0
votes

I am trying to scrape Yahoo Finance (https://finance.yahoo.com/quote/AAPL), however the attribute value associated with the data point I am trying to get changes. As you can see from picture 1, the "span" tag has attribute data-reactid="52". (Highlighted in blue on picture 1)

My code to get this data point is the following:

home_page = "https://finance.yahoo.com/quote/AAPL"
response = requests.get(home_page)
print(response.status_code)
soup = BeautifulSoup(response.content,'lxml')

header = soup.find("div", attrs = {'id':'quote-header-info'})
company_name = header.find("h1", attrs = {'data-reactid':'7'}).text
price = soup.find("span", attrs = {'span':'data-reactid':'52'})

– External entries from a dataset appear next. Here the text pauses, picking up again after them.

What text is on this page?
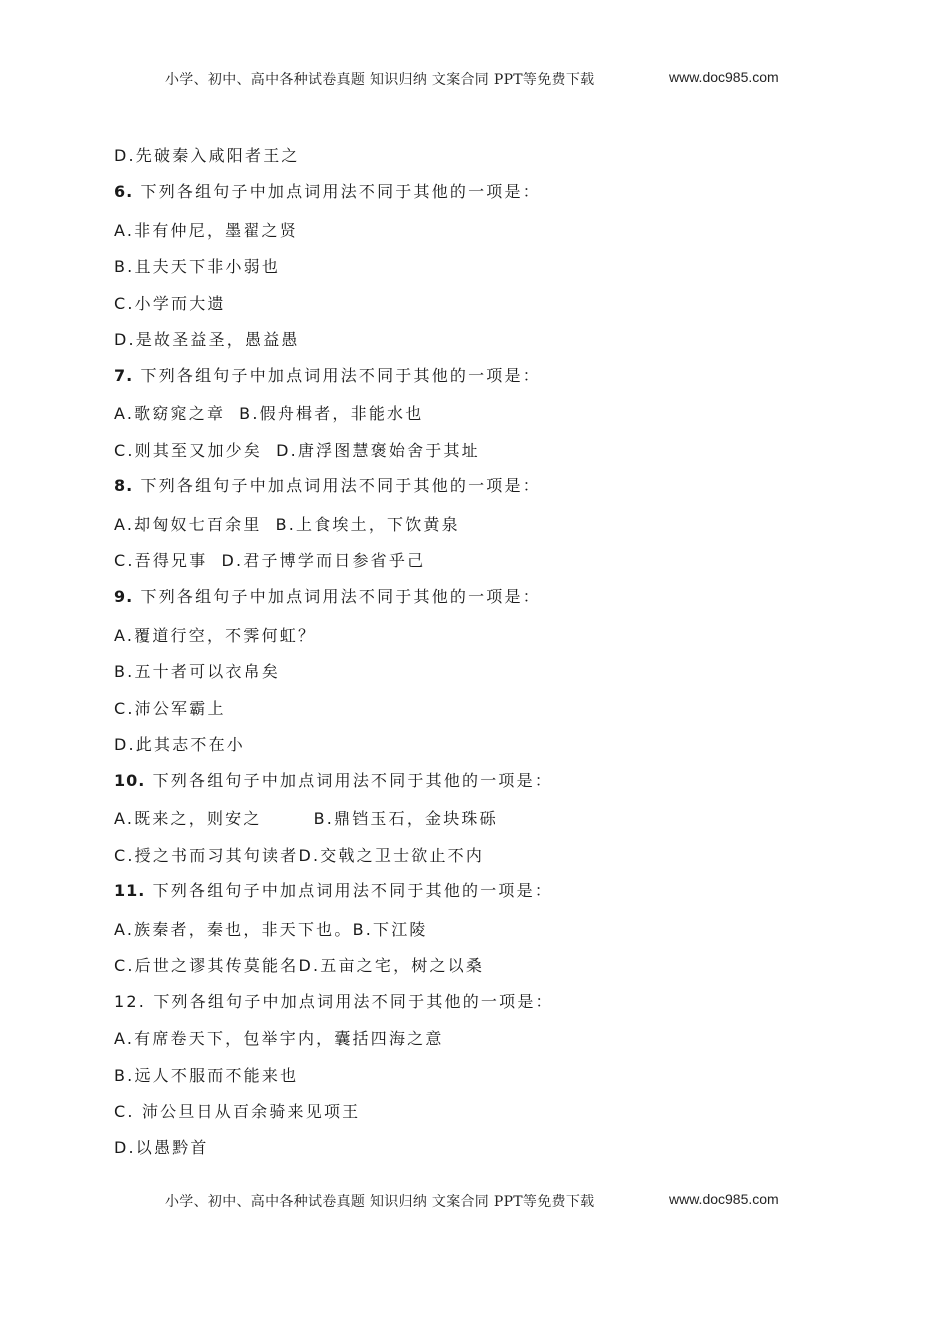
小学、初中、高中各种试卷真题 知识归纳 文案合同 PPT等免费下载	www.doc985.com
D.先破秦入咸阳者王之
6. 下列各组句子中加点词用法不同于其他的一项是：
A.非有仲尼，墨翟之贤
B.且夫天下非小弱也
C.小学而大遗
D.是故圣益圣，愚益愚
7. 下列各组句子中加点词用法不同于其他的一项是：
A.歌窈窕之章 B.假舟楫者，非能水也
C.则其至又加少矣 D.唐浮图慧褒始舍于其址
8. 下列各组句子中加点词用法不同于其他的一项是：
A.却匈奴七百余里 B.上食埃土，下饮黄泉
C.吾得兄事 D.君子博学而日参省乎己
9. 下列各组句子中加点词用法不同于其他的一项是：
A.覆道行空，不霁何虹？
B.五十者可以衣帛矣
C.沛公军霸上
D.此其志不在小
10. 下列各组句子中加点词用法不同于其他的一项是：
A.既来之，则安之	B.鼎铛玉石，金块珠砾
C.授之书而习其句读者D.交戟之卫士欲止不内
11. 下列各组句子中加点词用法不同于其他的一项是：
A.族秦者，秦也，非天下也。B.下江陵
C.后世之谬其传莫能名D.五亩之宅，树之以桑
12. 下列各组句子中加点词用法不同于其他的一项是：
A.有席卷天下，包举宇内，囊括四海之意
B.远人不服而不能来也
C. 沛公旦日从百余骑来见项王
D.以愚黔首
小学、初中、高中各种试卷真题 知识归纳 文案合同 PPT等免费下载	www.doc985.com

Unfortunately, this returns a value of None. (I have used a different parser (html5lib) but get the same response)

After inspecting the soup, I noticed that the attribute value associated with this data point had changed. See picture 2 (It is hard to see, but the tag is slightly highlighted in gray, upper section of the image).

Is there anyway to prevent the values from changing? Or what is a workaround this issue?

2

2 Answers

0
votes

Try using the xpath. You can't do it in BS but use lxml.

from lxml import html

home_page = "https://finance.yahoo.com/quote/AAPL"
response = requests.get(home_page)
tree = html.fromstring(response.content)
price = str(tree.xpath('//*[@id="quote-header info"]/div[3]/div[1]//span[1]//text()')[0])

Selenium would also be great for this. But I hope this helps! Let me know if you have any questions.

0
votes

You can use one of the classes that seems stable over time (At least for quite a long time now).

import requests
from bs4 import BeautifulSoup as bs

r = requests.get('https://finance.yahoo.com/quote/AAPL/')
soup = bs(r.content, 'lxml')
print(soup.select_one('.Mb\(-4px\)').text)